The agency will summarize the comments, “look at each concern and see how we can address it, if we can address it,” he said. “Someone talked about impacting rock walls and trees. All those things will be looked at to see if we can avoid those impacts, if we could minimize those impacts. Unfortunately, they’ll be a time when we say, ‘If we want to do this project we can’t avoid that element, we have to take that tree, we have to get that wall, we have to get that gate, we have to impact that property.”
When they can, he said, engineers will tweak a project to resolve a concern, like the Highland Lake oak trees.
“Eventually, though, we have to get to a point where we say this is the most we can tweak or we say we no longer have a project and we move on to something else,” he said. “Doing nothing is always an alternative.”
That would suit residents on Kanuga and those who want no encroachment on the Park at Flat Rock.
Commissioner Bill Lapsley, the county’s appointee to the TAC, told the residents that they were doing the right thing by showing up.
“This is how the system works.
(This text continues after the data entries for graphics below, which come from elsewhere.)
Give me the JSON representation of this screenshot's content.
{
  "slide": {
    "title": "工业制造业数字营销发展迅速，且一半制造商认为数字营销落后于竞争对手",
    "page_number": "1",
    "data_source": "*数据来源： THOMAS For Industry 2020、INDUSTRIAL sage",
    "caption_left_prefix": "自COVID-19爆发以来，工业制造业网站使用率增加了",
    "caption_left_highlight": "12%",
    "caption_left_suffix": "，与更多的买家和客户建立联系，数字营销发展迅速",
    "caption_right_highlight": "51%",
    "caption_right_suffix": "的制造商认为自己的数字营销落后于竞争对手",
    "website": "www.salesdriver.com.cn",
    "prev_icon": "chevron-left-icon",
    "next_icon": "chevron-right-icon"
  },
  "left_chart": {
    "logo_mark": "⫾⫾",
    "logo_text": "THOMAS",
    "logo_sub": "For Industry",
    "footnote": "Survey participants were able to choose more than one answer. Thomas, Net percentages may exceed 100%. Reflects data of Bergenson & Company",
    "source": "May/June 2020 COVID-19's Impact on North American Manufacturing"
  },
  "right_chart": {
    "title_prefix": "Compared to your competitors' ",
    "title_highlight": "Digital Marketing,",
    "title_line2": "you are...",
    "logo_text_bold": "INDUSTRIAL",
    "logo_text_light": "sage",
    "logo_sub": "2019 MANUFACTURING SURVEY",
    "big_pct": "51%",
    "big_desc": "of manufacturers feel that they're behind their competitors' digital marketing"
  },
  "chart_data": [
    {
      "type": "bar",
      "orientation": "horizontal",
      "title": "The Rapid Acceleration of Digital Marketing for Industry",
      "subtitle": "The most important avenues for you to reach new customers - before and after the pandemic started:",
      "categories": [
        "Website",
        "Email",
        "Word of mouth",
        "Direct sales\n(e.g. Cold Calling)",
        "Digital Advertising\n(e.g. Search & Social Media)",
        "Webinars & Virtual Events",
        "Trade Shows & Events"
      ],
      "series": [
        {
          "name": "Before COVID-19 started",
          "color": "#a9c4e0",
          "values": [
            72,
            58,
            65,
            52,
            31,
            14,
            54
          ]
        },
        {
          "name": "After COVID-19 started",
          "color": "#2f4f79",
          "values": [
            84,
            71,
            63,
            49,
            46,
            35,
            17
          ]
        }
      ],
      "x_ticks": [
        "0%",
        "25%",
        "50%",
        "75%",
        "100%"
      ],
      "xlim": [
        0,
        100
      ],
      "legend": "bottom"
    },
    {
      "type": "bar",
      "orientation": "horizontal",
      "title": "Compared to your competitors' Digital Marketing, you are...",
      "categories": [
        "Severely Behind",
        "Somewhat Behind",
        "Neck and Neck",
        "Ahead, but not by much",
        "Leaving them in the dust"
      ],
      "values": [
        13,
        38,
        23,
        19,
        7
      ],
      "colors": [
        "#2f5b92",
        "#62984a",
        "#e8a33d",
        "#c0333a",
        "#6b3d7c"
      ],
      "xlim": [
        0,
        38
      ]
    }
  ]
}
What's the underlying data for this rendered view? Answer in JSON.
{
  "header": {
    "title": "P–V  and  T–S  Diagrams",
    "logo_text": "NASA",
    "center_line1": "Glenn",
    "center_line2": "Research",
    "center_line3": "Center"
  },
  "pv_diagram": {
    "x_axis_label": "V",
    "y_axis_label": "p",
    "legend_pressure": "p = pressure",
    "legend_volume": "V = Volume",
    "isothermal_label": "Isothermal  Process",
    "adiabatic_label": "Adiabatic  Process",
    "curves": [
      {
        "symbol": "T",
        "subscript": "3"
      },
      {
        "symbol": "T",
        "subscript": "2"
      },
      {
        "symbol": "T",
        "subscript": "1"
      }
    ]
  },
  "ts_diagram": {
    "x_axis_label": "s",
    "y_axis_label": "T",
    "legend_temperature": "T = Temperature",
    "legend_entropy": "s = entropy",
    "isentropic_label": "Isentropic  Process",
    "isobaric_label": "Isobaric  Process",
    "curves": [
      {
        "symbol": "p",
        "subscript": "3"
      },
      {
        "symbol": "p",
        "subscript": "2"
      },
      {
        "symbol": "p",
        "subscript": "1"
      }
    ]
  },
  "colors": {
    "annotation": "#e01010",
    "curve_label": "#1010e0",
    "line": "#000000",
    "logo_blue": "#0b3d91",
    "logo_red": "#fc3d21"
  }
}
This is what you need to do,” he said.
Doug Judkins, a leader of the “Fix 64” faction, asked Lapsley how a new project gets on the list.
“You’re on it, as far as a new project is concerned,” Lapsley responded. “And as far as these other projects that are already on the list to get funding, I’m now going to be watching DOT to see how they address the concerns and there’ll be a point where DOT’s going to come to this group and say, ‘We can do 1, 2 and 4, we don’t think we can do 3. This is our final recommendation.’
“If this (TAC) board says, ‘No, not good enough,’ then DOT I think is going to say, ‘We’re going to can the project.’ I don’t think DOT is going to say, to heck with what you people recommend.”